Further information from the FSA
The Guardian: FSA failed to interview key RBS board members for controversial report (23 February 2012)
Bonuses under fire
In related news, the Guardian reports that RBS chairperson Sir Philip Hampton has defended the company’s decision to pay £785 million in bonuses even though RBS recorded a £2 billion loss. Sir Philip reportedly stated that RBS needed to keep being run on “commercial grounds” to restore profitability. RBS has reportedly provided data which shows bonuses were down overall, but union officials criticised the 1% salary rises offered to branch staff who were excluded from a £390 million investment banking bonus pool.
The Guardian: RBS chairman makes plea as £2bn loss is announced (23 February 2012)
(Source: The Guardian; FSA)
Firm Fined for Not Clarifying FSCS Cover
The UK Financial Services Authority (FSA) reports that it has fined Santander £1.5 million for its failure to confirm under which circumstances its structured products would be covered by the Financial Services Compensation Scheme (FSCS). According to the FSA, Santander sold almost £2.7 billion of structured products, including £1.2 billion after June 2009 when it concluded that the circumstances in which its two products, Guaranteed Capital Plus and the Guaranteed Growth Plan, would be covered by the FSCS were limited.

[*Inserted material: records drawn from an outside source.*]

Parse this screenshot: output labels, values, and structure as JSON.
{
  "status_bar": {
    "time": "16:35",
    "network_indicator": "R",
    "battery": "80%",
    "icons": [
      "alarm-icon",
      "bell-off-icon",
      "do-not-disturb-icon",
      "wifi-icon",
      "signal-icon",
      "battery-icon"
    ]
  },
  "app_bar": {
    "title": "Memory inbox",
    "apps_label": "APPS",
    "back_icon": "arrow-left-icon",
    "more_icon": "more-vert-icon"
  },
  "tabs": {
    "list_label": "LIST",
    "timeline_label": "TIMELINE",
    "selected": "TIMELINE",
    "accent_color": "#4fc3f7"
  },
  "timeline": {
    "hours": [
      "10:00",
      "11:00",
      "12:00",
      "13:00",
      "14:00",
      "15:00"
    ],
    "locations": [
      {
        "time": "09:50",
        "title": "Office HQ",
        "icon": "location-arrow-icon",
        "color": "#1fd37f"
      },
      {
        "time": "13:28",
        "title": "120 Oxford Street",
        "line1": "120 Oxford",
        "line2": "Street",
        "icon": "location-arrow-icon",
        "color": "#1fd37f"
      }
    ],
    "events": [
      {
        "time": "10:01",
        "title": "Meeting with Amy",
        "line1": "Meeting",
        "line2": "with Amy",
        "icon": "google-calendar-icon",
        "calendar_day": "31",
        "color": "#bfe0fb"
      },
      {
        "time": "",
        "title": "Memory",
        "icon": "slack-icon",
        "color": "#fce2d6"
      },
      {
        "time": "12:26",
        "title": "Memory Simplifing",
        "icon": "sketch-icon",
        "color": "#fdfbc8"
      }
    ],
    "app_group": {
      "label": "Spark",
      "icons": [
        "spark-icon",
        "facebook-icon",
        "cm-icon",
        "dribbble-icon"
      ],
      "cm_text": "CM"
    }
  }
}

Customers were only notified of the limitations of the FSCS cover in January 2010. Santander admitted that it could have “changed its product literature and training materials more quickly to reflect the FSCS position accurately” and has conducted a customer contact exercise relating to all its structured product sales between 1 October 2008 and 6 January 2010, the period during which the breaches occurred.